В социальных сетях - стр. 8
«В детстве меня отправили раз в летний лагерь, где я посреди срока сильно простудился. Мне прописали горькую микстуру, постельный режим и отселили в отдельный бокс. Хорошо помню маленькие окна, завешенные от жары марлей, ползавших по ней мух, обои со всадниками, которые скакали вместе с моей температурой, помню доносившиеся крики моих товарищей, гонявших мяч, так что у них не было времени меня навестить. В своей одиночке я чувствовал себя как в зачумленном бараке, став неприкасаемым, наблюдал со стороны жизнь, которую вел еще вчера, – вот пошли строем завтракать, вот лагерь стих, значит, всех повели на реку, вот звучит горн, объявляя тихий час. Выпав из привычного распорядка, как птенец из гнезда, я чуть не плакал, ощущая себя брошенным, забытым, ненужным. Я вдруг стал лишним в счастливом прекрасном мире, от которого был отгорожен стенами изолятора. Иногда мне кажется, я до сих пор из него не вышел».
Это понравилось Иннокентию Скородуму и Ульяне Гроховец.
«А спорим, что, видя утром твои мокрые простыни, все думали, будто у тебя энурез, а это ты всю ночь плакал, повторяя: «Я неудачник, я неудачник…»?» – написал Раскольников.

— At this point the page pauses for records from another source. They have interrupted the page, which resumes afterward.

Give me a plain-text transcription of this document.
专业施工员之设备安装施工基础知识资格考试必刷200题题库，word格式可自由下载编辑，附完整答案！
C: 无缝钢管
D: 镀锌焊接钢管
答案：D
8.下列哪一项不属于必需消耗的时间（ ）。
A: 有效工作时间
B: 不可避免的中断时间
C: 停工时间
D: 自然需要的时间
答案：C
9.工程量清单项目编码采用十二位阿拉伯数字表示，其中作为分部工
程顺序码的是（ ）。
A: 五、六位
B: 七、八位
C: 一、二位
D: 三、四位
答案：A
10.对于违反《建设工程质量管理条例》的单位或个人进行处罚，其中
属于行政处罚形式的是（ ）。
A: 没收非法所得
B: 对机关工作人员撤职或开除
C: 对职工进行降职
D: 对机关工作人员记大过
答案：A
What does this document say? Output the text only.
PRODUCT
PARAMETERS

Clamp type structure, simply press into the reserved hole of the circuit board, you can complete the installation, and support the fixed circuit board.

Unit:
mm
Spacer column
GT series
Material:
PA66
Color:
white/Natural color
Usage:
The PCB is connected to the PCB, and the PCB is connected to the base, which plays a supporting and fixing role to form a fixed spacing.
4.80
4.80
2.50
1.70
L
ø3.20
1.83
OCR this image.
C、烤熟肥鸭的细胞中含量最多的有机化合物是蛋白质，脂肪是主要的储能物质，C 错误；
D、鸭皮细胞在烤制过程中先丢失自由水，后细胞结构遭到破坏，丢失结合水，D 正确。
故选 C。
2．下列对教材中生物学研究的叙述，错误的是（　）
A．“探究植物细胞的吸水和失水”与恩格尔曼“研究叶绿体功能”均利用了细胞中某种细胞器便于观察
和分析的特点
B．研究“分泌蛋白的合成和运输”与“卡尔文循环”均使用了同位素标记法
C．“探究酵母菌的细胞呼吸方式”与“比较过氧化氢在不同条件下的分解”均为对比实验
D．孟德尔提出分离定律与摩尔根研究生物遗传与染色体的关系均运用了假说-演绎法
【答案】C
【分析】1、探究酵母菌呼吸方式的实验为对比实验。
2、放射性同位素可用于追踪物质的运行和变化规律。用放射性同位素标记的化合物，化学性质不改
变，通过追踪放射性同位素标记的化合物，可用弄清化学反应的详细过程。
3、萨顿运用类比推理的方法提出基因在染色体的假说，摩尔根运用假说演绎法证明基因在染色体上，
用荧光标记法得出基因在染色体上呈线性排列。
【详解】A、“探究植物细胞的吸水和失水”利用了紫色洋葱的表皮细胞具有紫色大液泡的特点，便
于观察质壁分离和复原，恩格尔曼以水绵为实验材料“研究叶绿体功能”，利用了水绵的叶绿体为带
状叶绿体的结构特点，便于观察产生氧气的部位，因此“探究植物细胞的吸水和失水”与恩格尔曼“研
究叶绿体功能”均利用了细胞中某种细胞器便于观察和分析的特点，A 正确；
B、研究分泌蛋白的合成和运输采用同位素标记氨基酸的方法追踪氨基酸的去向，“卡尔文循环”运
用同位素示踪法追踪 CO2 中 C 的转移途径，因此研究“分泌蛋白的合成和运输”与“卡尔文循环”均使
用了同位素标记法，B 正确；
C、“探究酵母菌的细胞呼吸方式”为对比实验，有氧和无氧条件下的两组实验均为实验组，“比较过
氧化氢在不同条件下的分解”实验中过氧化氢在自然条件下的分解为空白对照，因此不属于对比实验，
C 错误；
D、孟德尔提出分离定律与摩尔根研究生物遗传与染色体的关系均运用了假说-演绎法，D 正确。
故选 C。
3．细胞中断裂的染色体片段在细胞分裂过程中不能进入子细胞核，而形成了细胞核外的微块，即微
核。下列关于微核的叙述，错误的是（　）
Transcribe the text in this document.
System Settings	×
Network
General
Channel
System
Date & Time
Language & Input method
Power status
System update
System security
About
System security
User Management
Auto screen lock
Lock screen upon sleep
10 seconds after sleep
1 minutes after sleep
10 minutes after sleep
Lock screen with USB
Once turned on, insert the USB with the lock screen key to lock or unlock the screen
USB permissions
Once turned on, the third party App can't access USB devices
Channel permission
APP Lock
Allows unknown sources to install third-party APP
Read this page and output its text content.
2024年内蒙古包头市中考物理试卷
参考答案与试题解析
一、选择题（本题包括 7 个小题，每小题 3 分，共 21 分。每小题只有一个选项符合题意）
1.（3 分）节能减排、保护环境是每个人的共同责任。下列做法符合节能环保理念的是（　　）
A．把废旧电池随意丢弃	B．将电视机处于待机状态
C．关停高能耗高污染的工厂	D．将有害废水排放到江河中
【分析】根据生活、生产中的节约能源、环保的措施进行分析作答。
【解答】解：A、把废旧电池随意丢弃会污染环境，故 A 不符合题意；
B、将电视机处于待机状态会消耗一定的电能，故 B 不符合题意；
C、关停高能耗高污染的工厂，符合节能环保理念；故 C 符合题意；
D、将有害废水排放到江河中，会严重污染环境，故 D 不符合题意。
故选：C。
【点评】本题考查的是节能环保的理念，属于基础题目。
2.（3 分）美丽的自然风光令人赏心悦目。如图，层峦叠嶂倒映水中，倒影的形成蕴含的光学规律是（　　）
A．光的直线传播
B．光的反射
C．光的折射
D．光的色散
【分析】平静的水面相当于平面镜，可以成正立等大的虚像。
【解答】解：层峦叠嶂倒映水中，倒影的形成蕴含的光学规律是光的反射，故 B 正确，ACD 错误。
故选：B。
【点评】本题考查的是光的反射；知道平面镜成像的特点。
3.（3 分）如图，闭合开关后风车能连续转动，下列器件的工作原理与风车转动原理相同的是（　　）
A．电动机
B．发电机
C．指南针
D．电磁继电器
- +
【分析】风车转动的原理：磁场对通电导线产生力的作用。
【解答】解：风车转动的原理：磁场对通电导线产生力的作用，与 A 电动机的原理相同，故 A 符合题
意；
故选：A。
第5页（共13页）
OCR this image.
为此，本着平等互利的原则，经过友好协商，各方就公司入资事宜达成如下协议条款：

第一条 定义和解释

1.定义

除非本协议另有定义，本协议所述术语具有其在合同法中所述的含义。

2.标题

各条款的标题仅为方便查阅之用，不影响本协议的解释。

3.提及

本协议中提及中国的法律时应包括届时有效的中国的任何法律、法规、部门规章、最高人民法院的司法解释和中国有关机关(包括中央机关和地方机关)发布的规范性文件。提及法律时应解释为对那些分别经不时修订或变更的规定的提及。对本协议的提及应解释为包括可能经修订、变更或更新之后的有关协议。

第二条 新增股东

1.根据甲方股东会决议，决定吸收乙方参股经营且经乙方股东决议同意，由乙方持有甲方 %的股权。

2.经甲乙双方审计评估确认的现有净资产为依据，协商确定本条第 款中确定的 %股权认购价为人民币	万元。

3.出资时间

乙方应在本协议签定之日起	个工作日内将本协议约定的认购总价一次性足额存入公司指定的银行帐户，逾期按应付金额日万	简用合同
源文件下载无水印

Модест Одинаров промолчал.
«У меня бывает сходное ощущение, – поделился Олег Держикрач. – И как вы с ним боретесь?»
Его искренность предполагала ответную, и в приступе откровения Модест Одинаров застучал по клавиатуре, то и дело заливая ее остывшим чаем:
«Признаться, никак, спасает работа, как мельничный жернов на шее».
Дождливой ночью, прижавшись лбом к холодному стеклу, он смотрел на расплывшееся внизу море огней, в котором у него появились знакомые, и гадал, в каком окне они живут, а так как они могли жить в любом, ему становились небезразличны все. Модест Одинаров теперь с особенной ясностью осознавал, что все пройдет бесследно, как капли, стекавшие по стеклу, вспоминал свои юношеские переживания, бесконечно далекие теперь, и не понимал, отчего придавал им такое значение. «Думал о себе много». Он оперся о подоконник, чувствуя, как барабанит по лбу холодный дождь, и видел себя витязем на развилке, которого, пойди он направо или налево, ждет тупик. «А к чему нерешительность, раз все равно умру?»
За долгие годы Модест Одинаров впервые почувствовал себя будто в семье, о которой всю жизнь мечтал и которую так и не создал, а с Ульяной Гроховец у него завязалась личная переписка. Он поведал ей о своей жизни, она – о своей мечте.
«Вы мне верите? – не выдержала раз она. – Верьте, иначе писать бессмысленно».
«Для меня вы такая, какой представились, – ответил он. – Да и зачем вам лгать?»